Chickenpox (or chicken pox) - is a highly contagious illness caused by primary infection with varicella zoster virus (VZV). It usually starts with vesicular skin rash mainly on the body and head rather than at the periphery and becomes itchy, raw pockmarks, which mostly heal without scarring. On examination, the observer typically finds lesions at various stages of healing.
Chickenpox is an airborne disease spread easily through coughing or sneezing of ill individuals or through direct contact with secretions from the rash. A person with chickenpox is infectious one to two days before the rash appears. They remain contagious until all lesions have crusted over (this takes approximately six days). Immunocompromised patients are contagious during the entire period as new lesions keep appearing. Crusted lesions are not contagious.
What are the symptoms of chickenpox?
Fever (temperature), aches and headache often start a day or so before a rash appears.
Dry cough and sore throat are common.
Some children feel quite unwell for a few days. Others appear only mildly ill. Most are much better within a week. The blisters dry up and scab. They gradually fade, but may take up to two weeks to go completely.

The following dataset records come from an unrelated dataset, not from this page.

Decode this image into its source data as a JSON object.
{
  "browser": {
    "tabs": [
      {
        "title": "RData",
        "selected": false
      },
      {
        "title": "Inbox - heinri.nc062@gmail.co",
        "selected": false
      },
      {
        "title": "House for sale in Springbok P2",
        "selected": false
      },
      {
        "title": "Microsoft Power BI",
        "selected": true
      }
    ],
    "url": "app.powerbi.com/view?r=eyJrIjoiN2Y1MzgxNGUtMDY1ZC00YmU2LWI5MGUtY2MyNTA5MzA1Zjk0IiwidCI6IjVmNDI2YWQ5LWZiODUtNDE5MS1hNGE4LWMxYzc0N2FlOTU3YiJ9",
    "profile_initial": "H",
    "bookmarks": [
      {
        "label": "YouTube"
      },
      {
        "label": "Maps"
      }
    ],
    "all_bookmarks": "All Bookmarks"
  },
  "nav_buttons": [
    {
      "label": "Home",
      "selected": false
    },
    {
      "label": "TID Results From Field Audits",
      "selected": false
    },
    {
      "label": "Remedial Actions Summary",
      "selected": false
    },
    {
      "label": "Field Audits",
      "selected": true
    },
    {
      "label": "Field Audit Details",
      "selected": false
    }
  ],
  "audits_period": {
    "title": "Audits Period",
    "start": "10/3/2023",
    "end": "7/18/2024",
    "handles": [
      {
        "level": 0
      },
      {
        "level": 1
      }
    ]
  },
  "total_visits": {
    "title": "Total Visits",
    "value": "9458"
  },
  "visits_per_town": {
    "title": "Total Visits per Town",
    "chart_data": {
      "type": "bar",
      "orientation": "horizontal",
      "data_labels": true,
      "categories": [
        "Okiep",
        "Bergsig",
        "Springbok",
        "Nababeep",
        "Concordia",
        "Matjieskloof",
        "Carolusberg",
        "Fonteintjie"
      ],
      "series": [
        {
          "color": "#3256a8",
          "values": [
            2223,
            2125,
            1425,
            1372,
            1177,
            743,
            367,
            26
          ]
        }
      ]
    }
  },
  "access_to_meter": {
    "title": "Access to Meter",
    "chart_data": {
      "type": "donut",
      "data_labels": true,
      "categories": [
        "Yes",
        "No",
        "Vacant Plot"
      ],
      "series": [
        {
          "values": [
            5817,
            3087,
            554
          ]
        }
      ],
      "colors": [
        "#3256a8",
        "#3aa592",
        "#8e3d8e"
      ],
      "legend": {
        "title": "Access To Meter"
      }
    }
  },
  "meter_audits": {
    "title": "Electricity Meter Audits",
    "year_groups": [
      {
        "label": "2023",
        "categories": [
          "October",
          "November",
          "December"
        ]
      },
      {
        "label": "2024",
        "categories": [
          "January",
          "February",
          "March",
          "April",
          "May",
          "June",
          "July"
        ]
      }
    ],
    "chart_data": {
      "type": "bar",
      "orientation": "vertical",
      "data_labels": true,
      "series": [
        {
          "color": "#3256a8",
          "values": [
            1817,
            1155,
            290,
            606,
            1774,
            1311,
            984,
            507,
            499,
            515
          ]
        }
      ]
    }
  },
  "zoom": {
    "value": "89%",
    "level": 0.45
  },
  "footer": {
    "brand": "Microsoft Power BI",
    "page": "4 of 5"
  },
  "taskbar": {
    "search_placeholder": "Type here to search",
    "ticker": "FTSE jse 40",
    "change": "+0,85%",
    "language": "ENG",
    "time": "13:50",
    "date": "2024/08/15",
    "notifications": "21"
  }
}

The spread of chickenpox can be prevented by isolating affected individuals. Contagion is by exposure to respiratory droplets, or direct contact with lesions, within a period lasting from three days prior to the onset of the rash, to four days after the onset of the rash. The chickenpox virus (VZV) is susceptible to disinfectants, notably chlorine bleach (i.e., sodium hypochlorite). Also, like all enveloped viruses, VZV is sensitive to desiccation, heat and detergents. Therefore these viruses are relatively easy to kill.
Is there a vaccine against chickenpox?
Some countries require the varicella vaccination or an exemption before entering elementary school. Protection from one dose is not lifelong and a second dose is necessary five years after the initial immunization, which is currently part of the routine immunization schedule . The chickenpox vaccine is not part of the routine childhood vaccination schedule in the UK. In the UK, the vaccine is currently only offered to people who are particularly vulnerable to chickenpox. A person who already took the vaccine is more likely to have only a few chickenpox.